California Coast | Crocker Art Museum
California Coast, n.d.
Edgar Alwin Payne (American, 1883–1947)
Oil on canvas, 33 1/2 x 42 1/2 in. Crocker Art Museum, gift of Mrs. Charles G. Johnson, conserved with funds provided by the Historical Collections Council of California Art, 1962.6.

In his 1941 book Composition of Outdoor Painting, Edgar Payne summed up a fundamental quality of his art: “At the basis of all things there is energy, activity or power—call it what you will—that is produced between opposing forces.”(1) Here, he portrays the force of the Pacific meeting the rocky Laguna coast.

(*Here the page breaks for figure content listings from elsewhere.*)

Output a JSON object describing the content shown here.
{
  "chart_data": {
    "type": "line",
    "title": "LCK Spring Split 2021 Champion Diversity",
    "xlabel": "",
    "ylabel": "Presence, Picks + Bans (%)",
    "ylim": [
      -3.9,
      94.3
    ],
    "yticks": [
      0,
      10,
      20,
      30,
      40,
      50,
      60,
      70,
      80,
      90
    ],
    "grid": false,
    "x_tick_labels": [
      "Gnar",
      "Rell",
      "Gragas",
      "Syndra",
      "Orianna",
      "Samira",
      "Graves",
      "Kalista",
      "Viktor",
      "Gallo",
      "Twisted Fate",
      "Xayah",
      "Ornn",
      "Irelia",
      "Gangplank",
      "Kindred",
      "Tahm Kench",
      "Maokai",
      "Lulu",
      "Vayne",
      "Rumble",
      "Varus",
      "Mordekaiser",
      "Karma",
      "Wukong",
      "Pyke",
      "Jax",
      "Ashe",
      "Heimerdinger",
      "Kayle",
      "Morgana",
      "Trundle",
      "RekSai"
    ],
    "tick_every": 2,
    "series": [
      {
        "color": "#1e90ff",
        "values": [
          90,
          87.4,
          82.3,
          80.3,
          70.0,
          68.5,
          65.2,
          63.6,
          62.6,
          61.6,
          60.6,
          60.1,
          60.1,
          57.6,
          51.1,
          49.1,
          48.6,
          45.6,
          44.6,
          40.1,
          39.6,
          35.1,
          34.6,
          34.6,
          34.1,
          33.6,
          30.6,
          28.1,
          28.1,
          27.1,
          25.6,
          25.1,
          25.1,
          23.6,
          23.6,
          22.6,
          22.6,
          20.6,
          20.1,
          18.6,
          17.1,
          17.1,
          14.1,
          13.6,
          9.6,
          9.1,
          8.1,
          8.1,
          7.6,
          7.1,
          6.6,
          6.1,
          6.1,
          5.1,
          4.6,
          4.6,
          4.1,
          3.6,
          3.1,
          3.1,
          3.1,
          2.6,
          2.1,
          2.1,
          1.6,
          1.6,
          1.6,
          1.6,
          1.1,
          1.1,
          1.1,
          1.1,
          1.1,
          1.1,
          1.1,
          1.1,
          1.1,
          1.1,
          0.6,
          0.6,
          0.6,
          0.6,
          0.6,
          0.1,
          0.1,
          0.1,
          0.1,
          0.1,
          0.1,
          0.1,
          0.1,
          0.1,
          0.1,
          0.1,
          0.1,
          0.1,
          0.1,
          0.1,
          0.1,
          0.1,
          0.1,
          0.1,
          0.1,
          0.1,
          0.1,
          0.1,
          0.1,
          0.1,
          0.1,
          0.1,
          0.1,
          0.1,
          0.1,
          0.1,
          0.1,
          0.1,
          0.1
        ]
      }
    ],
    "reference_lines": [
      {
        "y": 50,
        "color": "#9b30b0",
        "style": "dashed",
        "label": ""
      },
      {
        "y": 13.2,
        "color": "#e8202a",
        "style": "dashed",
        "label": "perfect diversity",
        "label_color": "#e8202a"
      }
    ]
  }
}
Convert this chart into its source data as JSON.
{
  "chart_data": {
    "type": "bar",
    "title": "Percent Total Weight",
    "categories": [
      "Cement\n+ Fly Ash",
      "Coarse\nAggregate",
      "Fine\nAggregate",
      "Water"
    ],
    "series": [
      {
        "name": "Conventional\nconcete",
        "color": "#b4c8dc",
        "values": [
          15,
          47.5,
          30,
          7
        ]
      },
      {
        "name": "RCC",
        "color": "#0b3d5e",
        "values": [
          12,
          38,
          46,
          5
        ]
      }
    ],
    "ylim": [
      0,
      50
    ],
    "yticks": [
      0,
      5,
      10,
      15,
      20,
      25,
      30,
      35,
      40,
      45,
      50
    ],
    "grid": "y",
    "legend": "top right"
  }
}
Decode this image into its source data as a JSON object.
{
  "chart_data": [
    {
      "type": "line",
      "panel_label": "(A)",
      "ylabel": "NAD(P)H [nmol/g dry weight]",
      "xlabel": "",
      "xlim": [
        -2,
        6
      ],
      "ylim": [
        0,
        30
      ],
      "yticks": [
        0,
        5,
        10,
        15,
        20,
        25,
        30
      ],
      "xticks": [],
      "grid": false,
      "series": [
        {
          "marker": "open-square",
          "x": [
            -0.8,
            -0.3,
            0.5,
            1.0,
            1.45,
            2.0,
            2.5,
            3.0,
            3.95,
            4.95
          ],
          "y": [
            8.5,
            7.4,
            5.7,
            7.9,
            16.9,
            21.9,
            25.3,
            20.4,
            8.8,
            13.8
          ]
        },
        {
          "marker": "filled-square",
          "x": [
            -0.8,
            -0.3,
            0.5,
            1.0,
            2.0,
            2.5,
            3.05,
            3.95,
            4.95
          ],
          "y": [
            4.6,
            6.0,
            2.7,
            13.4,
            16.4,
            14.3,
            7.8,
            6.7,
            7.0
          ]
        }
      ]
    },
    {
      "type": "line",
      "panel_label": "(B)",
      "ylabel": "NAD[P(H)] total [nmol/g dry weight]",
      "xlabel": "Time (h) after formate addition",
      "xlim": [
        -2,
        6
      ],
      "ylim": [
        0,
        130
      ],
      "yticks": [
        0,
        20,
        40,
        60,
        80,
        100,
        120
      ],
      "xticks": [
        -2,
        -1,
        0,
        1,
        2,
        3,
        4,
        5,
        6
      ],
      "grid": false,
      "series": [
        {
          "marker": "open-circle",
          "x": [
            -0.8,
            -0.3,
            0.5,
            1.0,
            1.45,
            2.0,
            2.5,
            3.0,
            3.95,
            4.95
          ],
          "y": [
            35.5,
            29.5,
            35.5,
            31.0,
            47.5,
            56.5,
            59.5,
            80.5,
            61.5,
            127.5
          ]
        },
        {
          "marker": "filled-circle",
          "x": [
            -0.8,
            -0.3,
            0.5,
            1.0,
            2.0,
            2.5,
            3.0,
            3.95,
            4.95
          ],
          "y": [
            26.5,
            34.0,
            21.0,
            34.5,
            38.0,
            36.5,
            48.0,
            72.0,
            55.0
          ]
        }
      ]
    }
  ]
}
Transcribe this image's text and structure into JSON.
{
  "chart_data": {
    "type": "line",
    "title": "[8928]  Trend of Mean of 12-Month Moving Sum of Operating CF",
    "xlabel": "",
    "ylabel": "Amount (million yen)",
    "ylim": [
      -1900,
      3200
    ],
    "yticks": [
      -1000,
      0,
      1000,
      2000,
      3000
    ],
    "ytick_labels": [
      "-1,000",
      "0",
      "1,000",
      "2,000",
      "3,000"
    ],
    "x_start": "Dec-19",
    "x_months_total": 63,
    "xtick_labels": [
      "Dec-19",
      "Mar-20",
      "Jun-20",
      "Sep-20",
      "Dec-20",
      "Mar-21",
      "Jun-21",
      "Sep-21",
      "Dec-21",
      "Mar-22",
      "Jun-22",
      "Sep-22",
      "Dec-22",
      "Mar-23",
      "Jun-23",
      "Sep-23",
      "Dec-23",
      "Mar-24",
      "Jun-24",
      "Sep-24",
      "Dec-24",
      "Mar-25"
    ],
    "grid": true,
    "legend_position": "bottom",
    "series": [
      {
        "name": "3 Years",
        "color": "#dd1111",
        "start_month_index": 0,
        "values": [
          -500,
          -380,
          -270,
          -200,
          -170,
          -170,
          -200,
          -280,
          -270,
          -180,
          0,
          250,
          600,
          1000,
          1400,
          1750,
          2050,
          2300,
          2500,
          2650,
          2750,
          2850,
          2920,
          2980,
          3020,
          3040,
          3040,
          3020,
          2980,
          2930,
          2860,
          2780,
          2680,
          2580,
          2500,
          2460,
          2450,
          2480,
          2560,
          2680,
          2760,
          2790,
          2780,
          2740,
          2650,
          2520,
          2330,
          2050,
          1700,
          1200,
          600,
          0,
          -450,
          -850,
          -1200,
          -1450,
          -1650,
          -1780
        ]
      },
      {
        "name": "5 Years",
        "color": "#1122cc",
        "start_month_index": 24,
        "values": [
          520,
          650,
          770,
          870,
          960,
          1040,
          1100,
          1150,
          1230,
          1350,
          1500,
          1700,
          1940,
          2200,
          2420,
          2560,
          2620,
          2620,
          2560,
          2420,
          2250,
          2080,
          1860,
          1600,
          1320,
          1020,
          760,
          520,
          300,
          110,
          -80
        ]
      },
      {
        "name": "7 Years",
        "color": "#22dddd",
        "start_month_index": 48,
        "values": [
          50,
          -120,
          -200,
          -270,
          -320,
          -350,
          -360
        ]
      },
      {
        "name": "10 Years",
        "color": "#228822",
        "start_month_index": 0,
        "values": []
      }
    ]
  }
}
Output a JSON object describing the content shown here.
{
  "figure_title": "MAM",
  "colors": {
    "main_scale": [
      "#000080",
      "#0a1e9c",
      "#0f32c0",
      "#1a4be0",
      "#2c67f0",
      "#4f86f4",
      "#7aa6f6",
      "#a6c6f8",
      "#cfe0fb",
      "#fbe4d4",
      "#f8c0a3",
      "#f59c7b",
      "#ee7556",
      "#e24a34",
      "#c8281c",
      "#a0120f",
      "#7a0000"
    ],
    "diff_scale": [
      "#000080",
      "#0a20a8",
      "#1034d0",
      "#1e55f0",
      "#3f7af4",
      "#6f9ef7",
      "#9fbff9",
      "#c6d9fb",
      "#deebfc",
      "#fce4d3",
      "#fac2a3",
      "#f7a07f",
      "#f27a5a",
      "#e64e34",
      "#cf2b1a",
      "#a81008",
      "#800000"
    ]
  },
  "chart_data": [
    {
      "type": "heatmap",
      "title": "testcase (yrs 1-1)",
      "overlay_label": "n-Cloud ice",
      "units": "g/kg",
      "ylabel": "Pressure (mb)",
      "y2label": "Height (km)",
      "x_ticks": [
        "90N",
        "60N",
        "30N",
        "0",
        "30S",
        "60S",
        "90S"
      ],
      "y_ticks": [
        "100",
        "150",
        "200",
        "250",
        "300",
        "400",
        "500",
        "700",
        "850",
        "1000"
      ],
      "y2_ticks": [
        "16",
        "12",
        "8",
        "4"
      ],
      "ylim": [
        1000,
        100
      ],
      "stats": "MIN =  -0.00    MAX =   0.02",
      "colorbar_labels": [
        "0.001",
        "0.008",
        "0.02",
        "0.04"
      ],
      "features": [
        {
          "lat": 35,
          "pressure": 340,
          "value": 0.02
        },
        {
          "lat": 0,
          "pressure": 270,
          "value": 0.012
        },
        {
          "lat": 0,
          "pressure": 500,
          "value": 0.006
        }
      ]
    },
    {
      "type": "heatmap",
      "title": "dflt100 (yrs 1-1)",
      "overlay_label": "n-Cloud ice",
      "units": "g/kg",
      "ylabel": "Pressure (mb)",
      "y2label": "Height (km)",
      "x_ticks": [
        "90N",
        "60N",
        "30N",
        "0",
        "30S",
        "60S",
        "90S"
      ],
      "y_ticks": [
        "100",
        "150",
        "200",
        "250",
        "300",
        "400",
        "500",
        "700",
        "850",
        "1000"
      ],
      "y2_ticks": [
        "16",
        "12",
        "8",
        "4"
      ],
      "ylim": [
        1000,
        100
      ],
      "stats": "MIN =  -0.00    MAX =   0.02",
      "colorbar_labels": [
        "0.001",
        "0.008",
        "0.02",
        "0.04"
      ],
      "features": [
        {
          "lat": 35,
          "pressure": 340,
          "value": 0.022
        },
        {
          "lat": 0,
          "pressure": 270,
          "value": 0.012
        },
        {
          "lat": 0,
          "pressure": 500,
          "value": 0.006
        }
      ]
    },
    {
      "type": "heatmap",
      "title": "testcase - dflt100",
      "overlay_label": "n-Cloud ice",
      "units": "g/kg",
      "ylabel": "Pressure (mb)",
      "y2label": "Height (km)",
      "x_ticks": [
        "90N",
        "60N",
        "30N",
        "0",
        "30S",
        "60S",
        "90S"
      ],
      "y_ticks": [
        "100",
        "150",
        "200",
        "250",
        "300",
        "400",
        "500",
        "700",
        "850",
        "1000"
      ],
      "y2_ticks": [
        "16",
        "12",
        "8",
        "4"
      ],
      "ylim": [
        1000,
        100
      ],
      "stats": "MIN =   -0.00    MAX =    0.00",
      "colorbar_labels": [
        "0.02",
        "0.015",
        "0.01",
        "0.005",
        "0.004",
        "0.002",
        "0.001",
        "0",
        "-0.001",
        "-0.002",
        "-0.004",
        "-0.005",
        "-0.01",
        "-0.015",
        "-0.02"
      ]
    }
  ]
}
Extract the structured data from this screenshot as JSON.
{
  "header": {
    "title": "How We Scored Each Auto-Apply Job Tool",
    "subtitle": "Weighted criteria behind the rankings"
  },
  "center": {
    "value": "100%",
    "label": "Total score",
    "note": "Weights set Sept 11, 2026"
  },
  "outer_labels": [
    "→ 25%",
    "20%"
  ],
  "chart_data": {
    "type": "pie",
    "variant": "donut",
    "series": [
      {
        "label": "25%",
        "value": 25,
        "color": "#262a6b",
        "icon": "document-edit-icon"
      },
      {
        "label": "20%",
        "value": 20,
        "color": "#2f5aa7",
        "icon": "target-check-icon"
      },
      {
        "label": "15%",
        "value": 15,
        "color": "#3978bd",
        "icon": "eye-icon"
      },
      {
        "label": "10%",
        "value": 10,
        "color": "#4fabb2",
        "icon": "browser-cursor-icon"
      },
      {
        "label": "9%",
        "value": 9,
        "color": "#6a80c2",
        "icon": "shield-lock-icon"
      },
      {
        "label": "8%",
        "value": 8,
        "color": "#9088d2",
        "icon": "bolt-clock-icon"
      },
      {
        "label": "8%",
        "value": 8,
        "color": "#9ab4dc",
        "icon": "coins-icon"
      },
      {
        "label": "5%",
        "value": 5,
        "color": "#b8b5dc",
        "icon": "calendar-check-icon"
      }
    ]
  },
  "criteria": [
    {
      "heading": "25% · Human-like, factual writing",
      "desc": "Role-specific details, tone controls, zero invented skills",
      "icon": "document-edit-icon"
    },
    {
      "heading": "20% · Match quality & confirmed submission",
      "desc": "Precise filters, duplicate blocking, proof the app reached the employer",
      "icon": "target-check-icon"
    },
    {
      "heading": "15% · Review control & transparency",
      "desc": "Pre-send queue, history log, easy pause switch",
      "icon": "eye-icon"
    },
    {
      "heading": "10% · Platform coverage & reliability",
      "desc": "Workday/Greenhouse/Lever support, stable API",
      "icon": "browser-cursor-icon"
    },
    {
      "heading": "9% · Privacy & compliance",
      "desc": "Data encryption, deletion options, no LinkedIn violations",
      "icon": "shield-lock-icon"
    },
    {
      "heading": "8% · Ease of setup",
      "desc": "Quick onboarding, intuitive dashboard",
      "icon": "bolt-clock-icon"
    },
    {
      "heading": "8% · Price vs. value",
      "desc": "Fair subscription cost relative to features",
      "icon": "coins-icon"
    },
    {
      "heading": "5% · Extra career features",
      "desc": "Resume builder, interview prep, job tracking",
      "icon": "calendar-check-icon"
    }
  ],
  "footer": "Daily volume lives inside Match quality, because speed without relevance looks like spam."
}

Payne’s diverse subjects included Southern California coastal views, the peaks and lakes of the Sierra, the Swiss Alps, boats in Brittany, France, and Italy, and western scenes of Navajo horsemen in the Arizona and New Mexico deserts. Although Payne utilized the vigorous brushwork and color of Impressionism, his paintings were a departure from the quiet, genteel refinement of most Impressionist painters.

Payne left his native Missouri in 1902 to travel to the South, the Midwest, and Mexico. He earned money by painting houses, signs, and stage sets, and later found employment producing murals for civic buildings, courthouses, and theatres throughout the Midwest. He settled in Chicago in 1907. As a painter, he considered himself self-taught, having studied just two weeks at the Art Institute of Chicago.

Payne first visited California in 1909, spending several months painting in Laguna Beach before visiting San Francisco. While in San Francisco, he met artist Elsie Palmer, whom he married in Chicago in 1912. He moved to Glendale, California, in 1917 and then established a home and studio in Laguna Beach. In 1918, he became a founding member and president of the Laguna Beach Art Association. He continued painting and exhibiting in Laguna and Los Angeles until 1922, when he and Elsie began a two-year painting tour of Europe. Upon their return, Payne turned to vigorous, powerful scenes drawn from his sketching trips to the Sierra. He also sought to capture the vastness and power of the Southwestern landscape.

(1) Edgar A. Payne, "The Approach to Art," Composition of Outdoor Painting, 7th Edition (De Ru's Fine Arts, 2005), 10.